When Dose Matters: Linking Exposure, Environment, and Epidemic Persistence in Wildlife Systems

Understanding how infectious disease spreads through exposure is key to predicting outbreaks and effective control measures. This is important for wildlife, where outbreaks often lead to devastating ecological consequences. Traditional epidemiological models often assume equal infection risk regardless of exposure dose and focus on a single infection stage. This assumption eventually overlook variations in initial doses and the role of environmental pathogen reservoirs. We hypothesized that higher exposure doses accelerate disease progression, increase mortality, and elevate pathogen shedding but reduce infectious periods.
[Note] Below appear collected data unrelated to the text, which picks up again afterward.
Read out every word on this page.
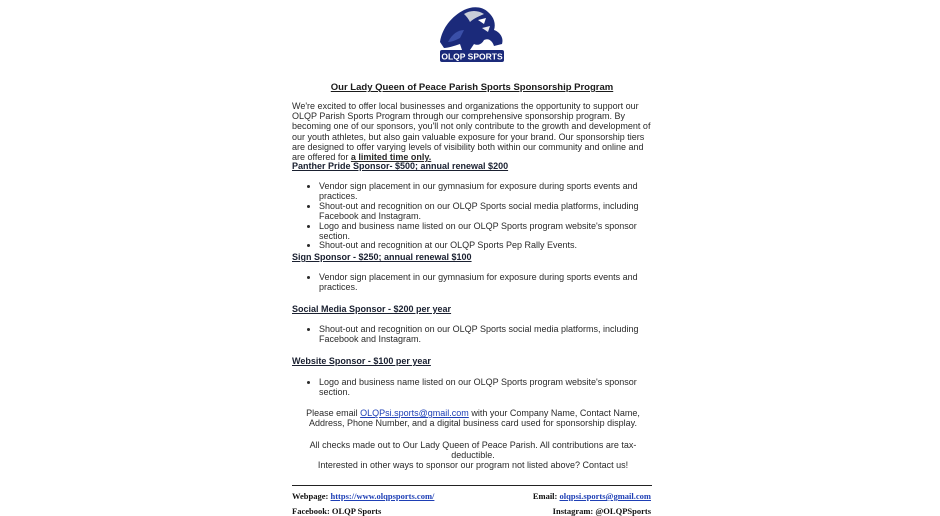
OLQP SPORTS
Our Lady Queen of Peace Parish Sports Sponsorship Program
We're excited to offer local businesses and organizations the opportunity to support our OLQP Parish Sports Program through our comprehensive sponsorship program. By becoming one of our sponsors, you'll not only contribute to the growth and development of our youth athletes, but also gain valuable exposure for your brand. Our sponsorship tiers are designed to offer varying levels of visibility both within our community and online and are offered for a limited time only.
Panther Pride Sponsor- $500; annual renewal $200
• Vendor sign placement in our gymnasium for exposure during sports events and practices.
• Shout-out and recognition on our OLQP Sports social media platforms, including Facebook and Instagram.
• Logo and business name listed on our OLQP Sports program website's sponsor section.
• Shout-out and recognition at our OLQP Sports Pep Rally Events.
Sign Sponsor - $250; annual renewal $100
• Vendor sign placement in our gymnasium for exposure during sports events and practices.
Social Media Sponsor - $200 per year
• Shout-out and recognition on our OLQP Sports social media platforms, including Facebook and Instagram.
Website Sponsor - $100 per year
• Logo and business name listed on our OLQP Sports program website's sponsor section.
Please email OLQPsi.sports@gmail.com with your Company Name, Contact Name, Address, Phone Number, and a digital business card used for sponsorship display.
All checks made out to Our Lady Queen of Peace Parish. All contributions are tax-deductible.
Interested in other ways to sponsor our program not listed above? Contact us!
Webpage: https://www.olqpsports.com/	Email: olqpsi.sports@gmail.com
Facebook: OLQP Sports	Instagram: @OLQPSports
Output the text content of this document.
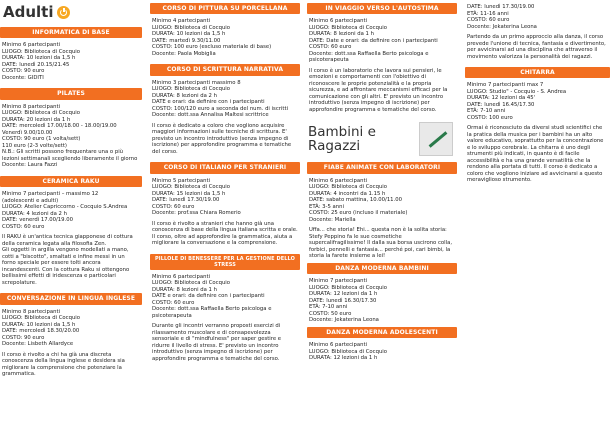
Adulti
INFORMATICA DI BASE
Minimo 6 partecipanti
LUOGO: Biblioteca di Cocquio
DURATA: 10 lezioni da 1,5 h
DATE: lunedì 20.15/21.45
COSTO: 90 euro
Docente: GIDITI
PILATES
Minimo 8 partecipanti
LUOGO: Biblioteca di Cocquio
DURATA: 20 lezioni da 1 h
DATE: mercoledì 17.00/18.00 - 18.00/19.00
Venerdì 9.00/10.00
COSTO: 90 euro (1 volta/sett)
110 euro (2-3 volte/sett)
N.B.: Gli scritti possono frequentare una o più lezioni settimanali scegliendo liberamente il giorno
Docente: Laura Fazzi
CERAMICA RAKU
Minimo 7 partecipanti – massimo 12
(adolescenti e adulti)
LUOGO: Atelier Capriccorno - Cocquio S.Andrea
DURATA: 4 lezioni da 2 h
DATE: venerdì 17.00/19.00
COSTO: 60 euro
Il RAKU è un'antica tecnica giapponese di cottura della ceramica legata alla filosofia Zen.
Gli oggetti in argilla vengono modellati a mano, cotti a "biscotto", smaltati e infine messi in un forno speciale per essere tolti ancora incandescenti. Con la cottura Raku si ottengono bellissimi effetti di iridescenza e particolari screpolature.
CONVERSAZIONE IN LINGUA INGLESE
Minimo 8 partecipanti
LUOGO: Biblioteca di Cocquio
DURATA: 10 lezioni da 1,5 h
DATE: mercoledì 18.30/20.00
COSTO: 90 euro
Docente: Lisbeth Allardyce
Il corso è rivolto a chi ha già una discreta conoscenza della lingua inglese e desidera sia migliorare la comprensione che potenziare la grammatica.
CORSO DI PITTURA SU PORCELLANA
Minimo 4 partecipanti
LUOGO: Biblioteca di Cocquio
DURATA: 10 lezioni da 1,5 h
DATE: martedì 9.30/11.00
COSTO: 100 euro (escluso materiale di base)
Docente: Paola Mobiglia
CORSO DI SCRITTURA NARRATIVA
Minimo 3 partecipanti massimo 8
LUOGO: Biblioteca di Cocquio
DURATA: 8 lezioni da 2 h
DATE e orari: da definire con i partecipanti
COSTO: 100/120 euro a seconda del num. di iscritti
Docente: dott.ssa Annalisa Maltesi scrittrice
Il corso è dedicato a coloro che vogliono acquisire maggiori informazioni sulle tecniche di scrittura. E' previsto un incontro introduttivo (senza impegno di iscrizione) per approfondire programma e tematiche del corso.
CORSO DI ITALIANO PER STRANIERI
Minimo 5 partecipanti
LUOGO: Biblioteca di Cocquio
DURATA: 15 lezioni da 1,5 h
DATE: lunedì 17.30/19.00
COSTO: 60 euro
Docente: prof.ssa Chiara Romerio
Il corso è rivolto a stranieri che hanno già una conoscenza di base della lingua italiana scritta e orale. Il corso, oltre ad approfondire la grammatica, aiuta a migliorare la conversazione e la comprensione.
PILLOLE DI BENESSERE PER LA GESTIONE DELLO STRESS
Minimo 6 partecipanti
LUOGO: Biblioteca di Cocquio
DURATA: 8 lezioni da 1 h
DATE e orari: da definire con i partecipanti
COSTO: 60 euro
Docente: dott.ssa Raffaella Berto psicologa e psicoterapeuta
Durante gli incontri verranno proposti esercizi di rilassamento muscolare e di consapevolezza sensoriale e di "mindfulness" per saper gestire e ridurre il livello di stress. E' previsto un incontro introduttivo (senza impegno di iscrizione) per approfondire programma e tematiche del corso.
IN VIAGGIO VERSO L'AUTOSTIMA
Minimo 6 partecipanti
LUOGO: Biblioteca di Cocquio
DURATA: 8 lezioni da 1 h
DATE: Date e orari: da definire con i partecipanti
COSTO: 60 euro
Docente: dott.ssa Raffaella Berto psicologa e psicoterapeuta
Il corso è un laboratorio che lavora sui pensieri, le emozioni e comportamenti con l'obiettivo di riconoscere le proprie potenzialità e la propria sicurezza, e ad affrontare meccanismi efficaci per la comunicazione con gli altri. E' previsto un incontro introduttivo (senza impegno di iscrizione) per approfondire programma e tematiche del corso.
Bambini e
Ragazzi
FIABE ANIMATE CON LABORATORI
Minimo 6 partecipanti
LUOGO: Biblioteca di Cocquio
DURATA: 4 incontri da 1.15 h
DATE: sabato mattina, 10.00/11.00
ETÀ: 3-5 anni
COSTO: 25 euro (incluso il materiale)
Docente: Mariella
Uffa... che storia! Ehi... questa non è la solita storia: Stefy Peppino fa le sue cosmetiche supercalifragilissime! Il dalla sua borsa uscirono colla, forbici, pennelli e fantasia... perché poi, cari bimbi, la storia la farete insieme a lei!
DANZA MODERNA BAMBINI
Minimo 7 partecipanti
LUOGO: Biblioteca di Cocquio
DURATA: 12 lezioni da 1 h
DATE: lunedì 16.30/17.30
ETÀ: 7-10 anni
COSTO: 50 euro
Docente: Jekaterina Leona
DANZA MODERNA ADOLESCENTI
Minimo 6 partecipanti
LUOGO: Biblioteca di Cocquio
DURATA: 12 lezioni da 1 h
DATE: lunedì 17.30/19.00
ETÀ: 11-16 anni
COSTO: 60 euro
Docente: Jekaterina Leona
Partendo da un primo approccio alla danza, il corso prevede l'unione di tecnica, fantasia e divertimento, per avvicinarsi ad una disciplina che attraverso il movimento valorizza la personalità dei ragazzi.
CHITARRA
Minimo 7 partecipanti max 7
LUOGO: Studio" - Cocquio - S. Andrea
DURATA: 12 lezioni da 45'
DATE: lunedì 16.45/17.30
ETÀ: 7-10 anni
COSTO: 100 euro
Ormai è riconosciuto da diversi studi scientifici che la pratica della musica per i bambini ha un alto valore educativo, soprattutto per la concentrazione e lo sviluppo cerebrale. La chitarra è uno degli strumenti più indicati, in quanto è di facile accessibilità e ha una grande versatilità che la rendono alla portata di tutti. Il corso è dedicato a coloro che vogliono iniziare ad avvicinarsi a questo meraviglioso strumento.
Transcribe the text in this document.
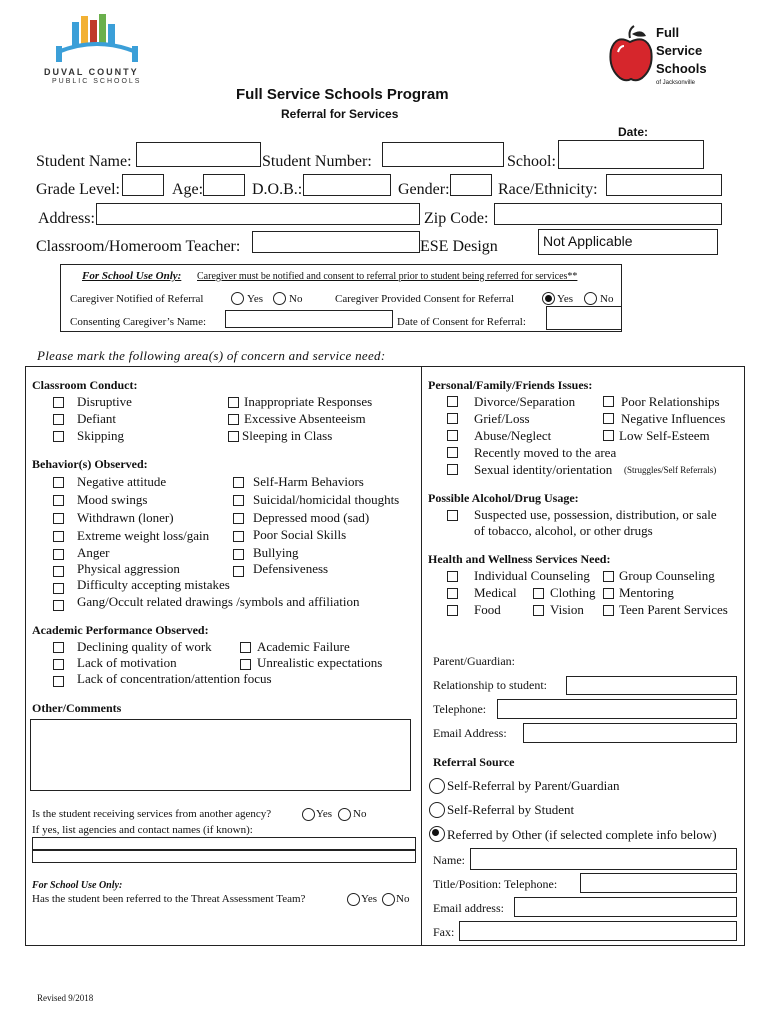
DUVAL COUNTY
PUBLIC SCHOOLS
Full
Service
Schools
of Jacksonville
Full Service Schools Program
Referral for Services
Date:
Student Name:	Student Number:	School:
Grade Level:	Age:	D.O.B.:	Gender:	Race/Ethnicity:
Address:	Zip Code:
Classroom/Homeroom Teacher:	ESE Design	Not Applicable
For School Use Only: Caregiver must be notified and consent to referral prior to student being referred for services**
Caregiver Notified of Referral	Yes No	Caregiver Provided Consent for Referral	Yes No
Consenting Caregiver’s Name:	Date of Consent for Referral:
Please mark the following area(s) of concern and service need:
Classroom Conduct:
Disruptive
Defiant
Skipping
Inappropriate Responses
Excessive Absenteeism
Sleeping in Class
Behavior(s) Observed:
Negative attitude
Mood swings
Withdrawn (loner)
Extreme weight loss/gain
Anger
Physical aggression
Difficulty accepting mistakes
Gang/Occult related drawings /symbols and affiliation
Self-Harm Behaviors
Suicidal/homicidal thoughts
Depressed mood (sad)
Poor Social Skills
Bullying
Defensiveness
Academic Performance Observed:
Declining quality of work
Lack of motivation
Lack of concentration/attention focus
Academic Failure
Unrealistic expectations
Other/Comments
Is the student receiving services from another agency?	Yes No
If yes, list agencies and contact names (if known):
For School Use Only:
Has the student been referred to the Threat Assessment Team?	Yes No
Personal/Family/Friends Issues:
Divorce/Separation
Grief/Loss
Abuse/Neglect
Recently moved to the area
Sexual identity/orientation (Struggles/Self Referrals)
Poor Relationships
Negative Influences
Low Self-Esteem
Possible Alcohol/Drug Usage:
Suspected use, possession, distribution, or sale
of tobacco, alcohol, or other drugs
Health and Wellness Services Need:
Individual Counseling
Medical
Food
Clothing
Vision
Group Counseling
Mentoring
Teen Parent Services
Parent/Guardian:
Relationship to student:
Telephone:
Email Address:
Referral Source
Self-Referral by Parent/Guardian
Self-Referral by Student
Referred by Other (if selected complete info below)
Name:
Title/Position: Telephone:
Email address:
Fax:
Revised 9/2018
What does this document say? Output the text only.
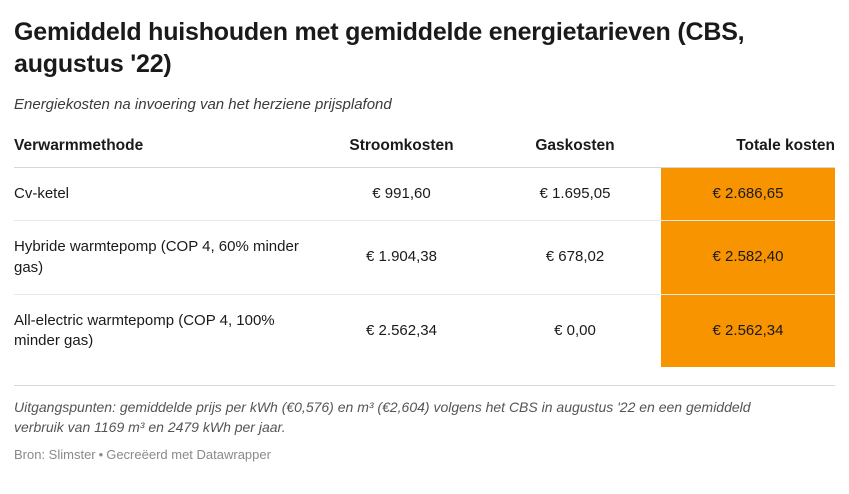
Gemiddeld huishouden met gemiddelde energietarieven (CBS, augustus '22)

Energiekosten na invoering van het herziene prijsplafond

Verwarmmethode	Stroomkosten	Gaskosten	Totale kosten
Cv-ketel	€ 991,60	€ 1.695,05	€ 2.686,65
Hybride warmtepomp (COP 4, 60% minder gas)	€ 1.904,38	€ 678,02	€ 2.582,40
All-electric warmtepomp (COP 4, 100% minder gas)	€ 2.562,34	€ 0,00	€ 2.562,34

Uitgangspunten: gemiddelde prijs per kWh (€0,576) en m³ (€2,604) volgens het CBS in augustus '22 en een gemiddeld verbruik van 1169 m³ en 2479 kWh per jaar.

Bron: Slimster • Gecreëerd met Datawrapper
To evaluate this, we estimated key disease parameters - including latency period, disease-induced mortality, zoospore shedding rates, and transmission probability-from datasets of eastern newt (Notophthalmus viridescens ) exposed to varying zoospore concentrations of fungal pathogen Batrachochytrium salamandrivorans (Bsal). Guided by the empirical evidence,we developed a novel mathematical model capturing dose-dependent transmission, multiple exposure stages, and environmental pathogen accumulation. This empirically driven modeling framework reveals how exposure levels shape disease trajectory, host outcomes and pathogen persistence. Our findings indicate that high initial doses lead to faster disease progression and higher mortality. On the other hand, environmental transmission can sustain outbreaks even under low direct contact rates. Integrating dose dependence with environmental transmission, our framework advances epidemiological modeling of pathogen persistence.